Le parole della liturgia | Novembre 2024

Il celebrante

Nella Liturgia eucaristica ha un ruolo preminente il sacerdote che agisce in persona Christi e nomine Ecclesiae, «formula che chiarisce che egli, mentre ripresenta Cristo Capo di fronte al suo Corpo che è la Chiesa, rende altresì presente di fronte al proprio Capo questo Corpo, anzi questa Sposa, quale soggetto integrale della celebrazione, Popolo tutto sacerdotale a nome del quale il ministro parla e agisce» (Gestis Verbisque, 25).
Egli non deve rubare la centralità all’altare, segno di Cristo dal cui fianco squarciato scaturirono l’acqua e il sangue fonte dei sacramenti della Chiesa, e centro della nostra lode e del rendimento di grazie. Il presbitero vive la sua partecipazione alla celebrazione in forza del dono ricevuto nel sacramento dell’Ordine: tale tipicità si esprime proprio nella presidenza. Come tutti gli uffici che è chiamato a svolgere, si tratta della conseguenza dell’effusione dello Spirito Santo ricevuta nell’Ordinazione che lo abilita a tale compito. Perché questo servizio venga svolto con arte, è fondamentale che egli abbia coscienza di essere una particolare presenza del Risorto: è egli stesso una delle modalità di presenza del Signore che rende l’assemblea cristiana unica, diversa da ogni altra. Questo fatto dà spessore sacramentale a tutti i suoi gesti e alle sue parole di cui deve avere una particolare cura, senza rigidità austera o creatività esasperata.

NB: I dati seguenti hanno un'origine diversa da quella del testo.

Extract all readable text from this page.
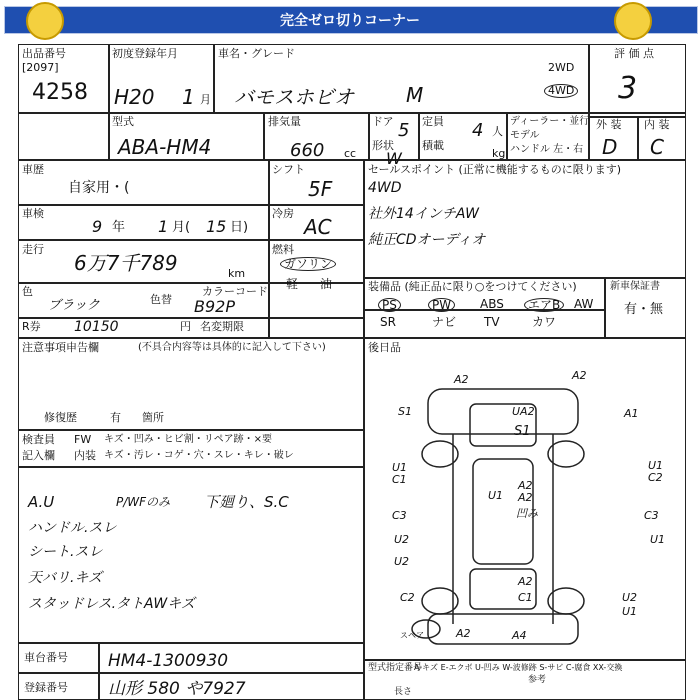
完全ゼロ切りコーナー
出品番号
[2097]
4258
初度登録年月
H20 1 月
車名・グレード
バモスホビオ	M
2WD
4WD
評 価 点
3
外 装 内 装
D C
型式
ABA-HM4
排気量
660 cc
ドア 5
形状
W
定員 4 人
積載
kg
ディーラー・並行
モデル
ハンドル 左・右
車歴
自家用・(
シフト
5F
車検
9 年 1 月( 15 日)
冷房
AC
走行
6万7千789	km
燃料
ガソリン
軽 油
色
ブラック	色替
カラーコード
B92P
R券 10150	円 名変期限
セールスポイント (正常に機能するものに限ります)
4WD
社外14インチAW
純正CDオーディオ
装備品 (純正品に限り○をつけてください)
PS	PW	ABS	エアB	AW
SR	ナビ TV	カワ
新車保証書
有・無
後日品
注意事項申告欄	(不具合内容等は具体的に記入して下さい)
修復歴	有 箇所
検査員
記入欄
FW キズ・凹み・ヒビ割・リペア跡・×要
内装 キズ・汚レ・コゲ・穴・スレ・キレ・破レ
A.U	P/WFのみ 下廻り、S.C
ハンドル.スレ
シート.スレ
天バリ.キズ
スタッドレス.タトAWキズ
車台番号 HM4-1300930
登録番号 山形 580 や7927
型式指定番号
A-キズ E-エクボ U-凹み W-波修跡 S-サビ C-腐食 XX-交換
参考
長さ
A2	A2
S1	A1
UA2
S1
U1
C1
U1
C2
A2
U1 A2
C3	C3
U1
U2
凹み
U2
A2
C1
C2	U2
A2
U1
A4
スペア
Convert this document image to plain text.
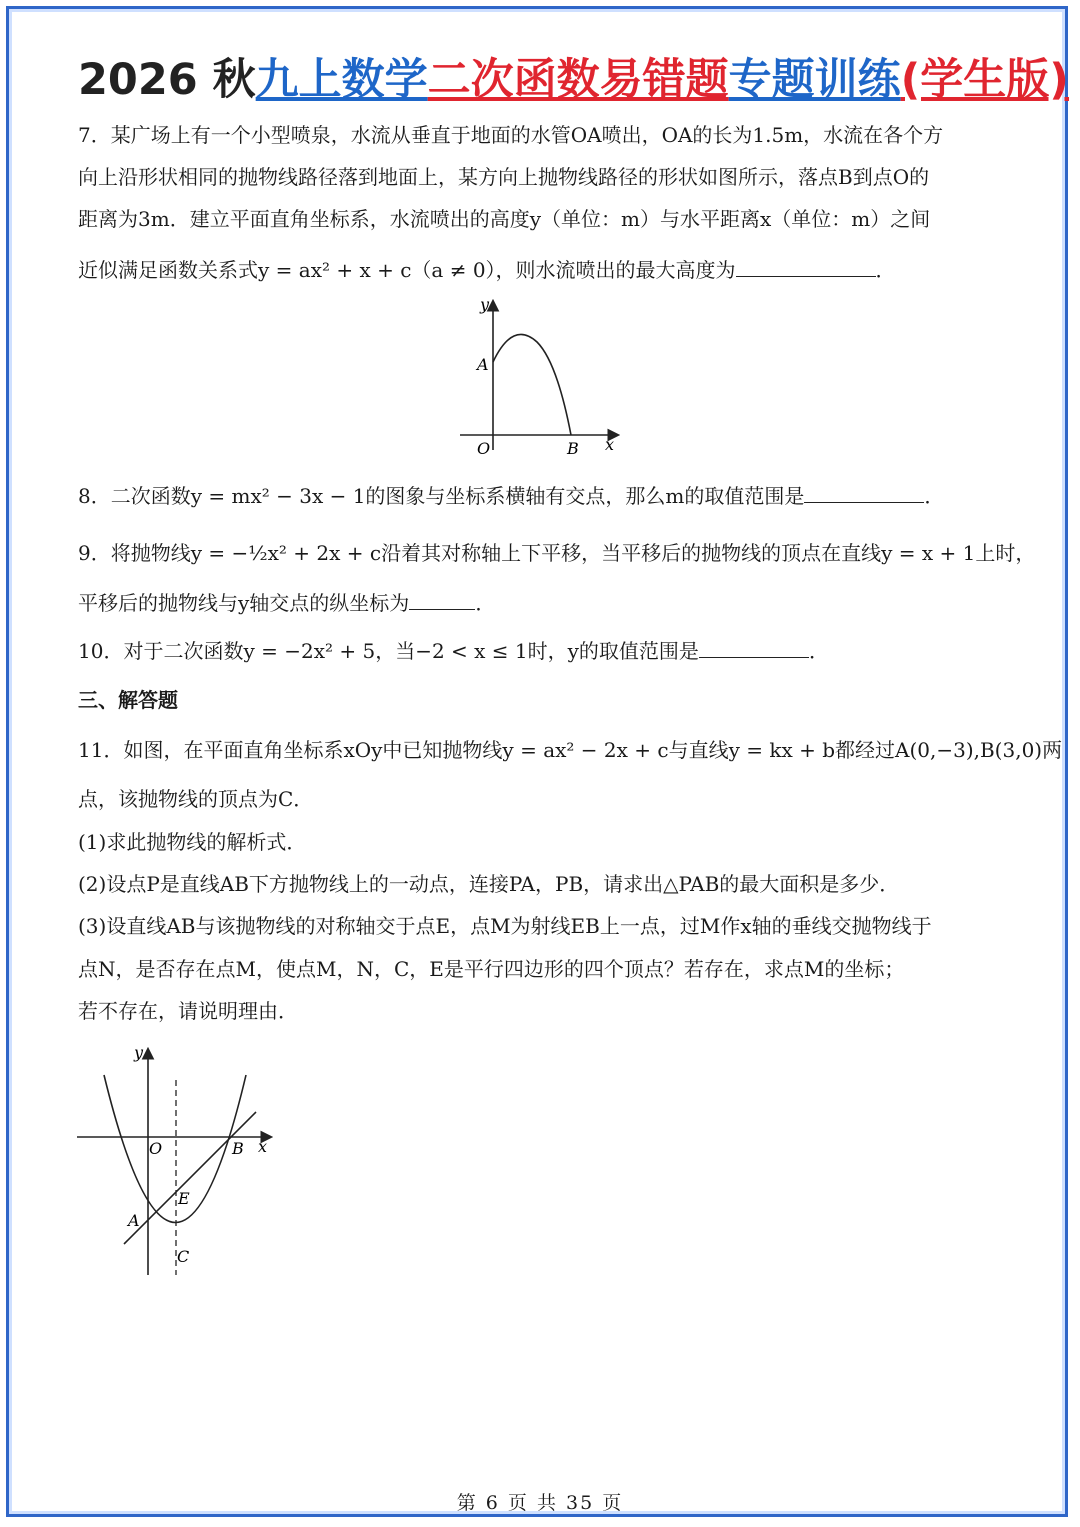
2026 秋九上数学二次函数易错题专题训练(学生版)
7．某广场上有一个小型喷泉，水流从垂直于地面的水管OA喷出，OA的长为1.5m，水流在各个方
向上沿形状相同的抛物线路径落到地面上，某方向上抛物线路径的形状如图所示，落点B到点O的
距离为3m．建立平面直角坐标系，水流喷出的高度y（单位：m）与水平距离x（单位：m）之间
近似满足函数关系式y = ax² + x + c（a ≠ 0），则水流喷出的最大高度为	．
y
A
O	B x
8．二次函数y = mx² − 3x − 1的图象与坐标系横轴有交点，那么m的取值范围是	．
9．将抛物线y = −½x² + 2x + c沿着其对称轴上下平移，当平移后的抛物线的顶点在直线y = x + 1上时，
平移后的抛物线与y轴交点的纵坐标为	．
10．对于二次函数y = −2x² + 5，当−2 < x ≤ 1时，y的取值范围是	．
三、解答题
11．如图，在平面直角坐标系xOy中已知抛物线y = ax² − 2x + c与直线y = kx + b都经过A(0,−3),B(3,0)两
点，该抛物线的顶点为C．
(1)求此抛物线的解析式．
(2)设点P是直线AB下方抛物线上的一动点，连接PA，PB，请求出△PAB的最大面积是多少．
(3)设直线AB与该抛物线的对称轴交于点E，点M为射线EB上一点，过M作x轴的垂线交抛物线于
点N，是否存在点M，使点M，N，C，E是平行四边形的四个顶点？若存在，求点M的坐标；
若不存在，请说明理由．
y
O	B x
E
A
C
第 6 页 共 35 页
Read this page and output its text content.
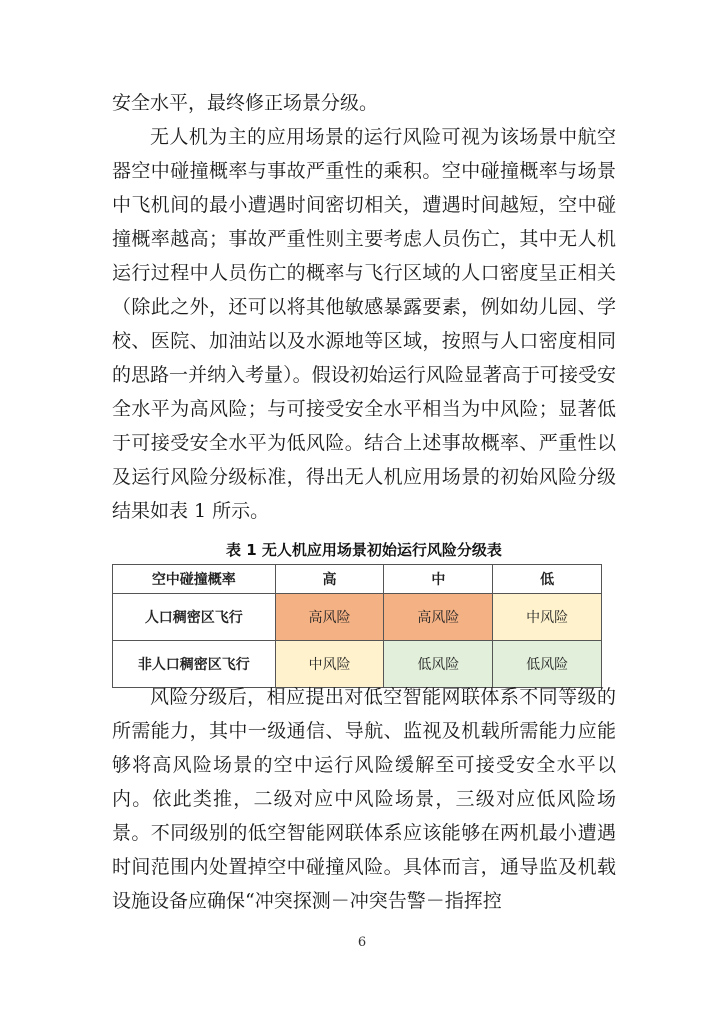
安全水平，最终修正场景分级。

无人机为主的应用场景的运行风险可视为该场景中航空器空中碰撞概率与事故严重性的乘积。空中碰撞概率与场景中飞机间的最小遭遇时间密切相关，遭遇时间越短，空中碰撞概率越高；事故严重性则主要考虑人员伤亡，其中无人机运行过程中人员伤亡的概率与飞行区域的人口密度呈正相关（除此之外，还可以将其他敏感暴露要素，例如幼儿园、学校、医院、加油站以及水源地等区域，按照与人口密度相同的思路一并纳入考量）。假设初始运行风险显著高于可接受安全水平为高风险；与可接受安全水平相当为中风险；显著低于可接受安全水平为低风险。结合上述事故概率、严重性以及运行风险分级标准，得出无人机应用场景的初始风险分级结果如表 1 所示。

表 1 无人机应用场景初始运行风险分级表

空中碰撞概率	高	中	低
人口稠密区飞行	高风险	高风险	中风险
非人口稠密区飞行	中风险	低风险	低风险

风险分级后，相应提出对低空智能网联体系不同等级的所需能力，其中一级通信、导航、监视及机载所需能力应能够将高风险场景的空中运行风险缓解至可接受安全水平以内。依此类推，二级对应中风险场景，三级对应低风险场景。不同级别的低空智能网联体系应该能够在两机最小遭遇时间范围内处置掉空中碰撞风险。具体而言，通导监及机载设施设备应确保“冲突探测－冲突告警－指挥控

6
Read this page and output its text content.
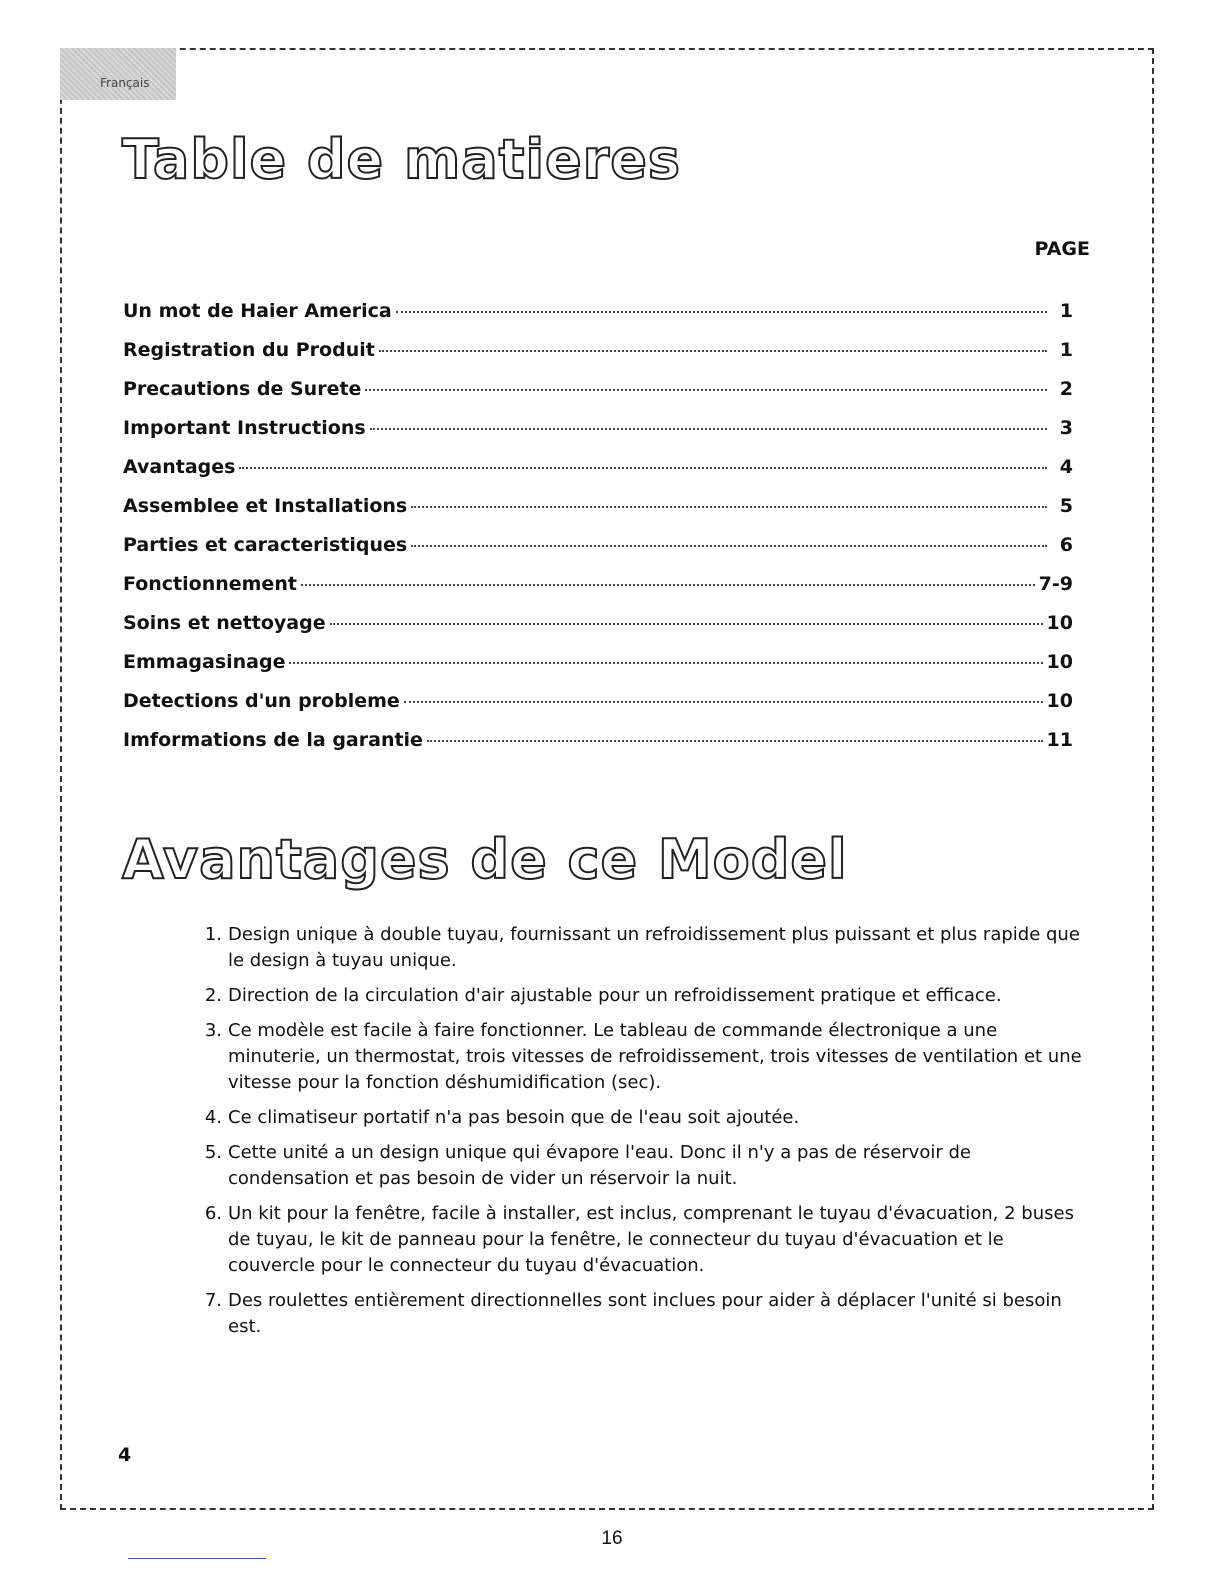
Français
Table de matieres
PAGE
Un mot de Haier America	1
Registration du Produit	1
Precautions de Surete	2
Important Instructions	3
Avantages	4
Assemblee et Installations	5
Parties et caracteristiques	6
Fonctionnement	7-9
Soins et nettoyage	10
Emmagasinage	10
Detections d'un probleme	10
Imformations de la garantie	11
Avantages de ce Model
1. Design unique à double tuyau, fournissant un refroidissement plus puissant et plus rapide que le design à tuyau unique.
2. Direction de la circulation d'air ajustable pour un refroidissement pratique et efficace.
3. Ce modèle est facile à faire fonctionner. Le tableau de commande électronique a une minuterie, un thermostat, trois vitesses de refroidissement, trois vitesses de ventilation et une vitesse pour la fonction déshumidification (sec).
4. Ce climatiseur portatif n'a pas besoin que de l'eau soit ajoutée.
5. Cette unité a un design unique qui évapore l'eau. Donc il n'y a pas de réservoir de condensation et pas besoin de vider un réservoir la nuit.
6. Un kit pour la fenêtre, facile à installer, est inclus, comprenant le tuyau d'évacuation, 2 buses de tuyau, le kit de panneau pour la fenêtre, le connecteur du tuyau d'évacuation et le couvercle pour le connecteur du tuyau d'évacuation.
7. Des roulettes entièrement directionnelles sont inclues pour aider à déplacer l'unité si besoin est.
4
16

L’assemblea ha diritto di sentire in quei gesti e in quelle parole il desiderio che Cristo ha di continuare a mangiare la sua Pasqua con noi. Il Risorto è, dunque, il protagonista. Il presbitero è come se fosse posto in mezzo tra il cuore ardente d’amore di Gesù per la sua Sposa e il cuore di ogni fedele, oggetto del suo amore. Celebrare l’Eucaristia è stare immersi nella fornace dell’amore di Dio.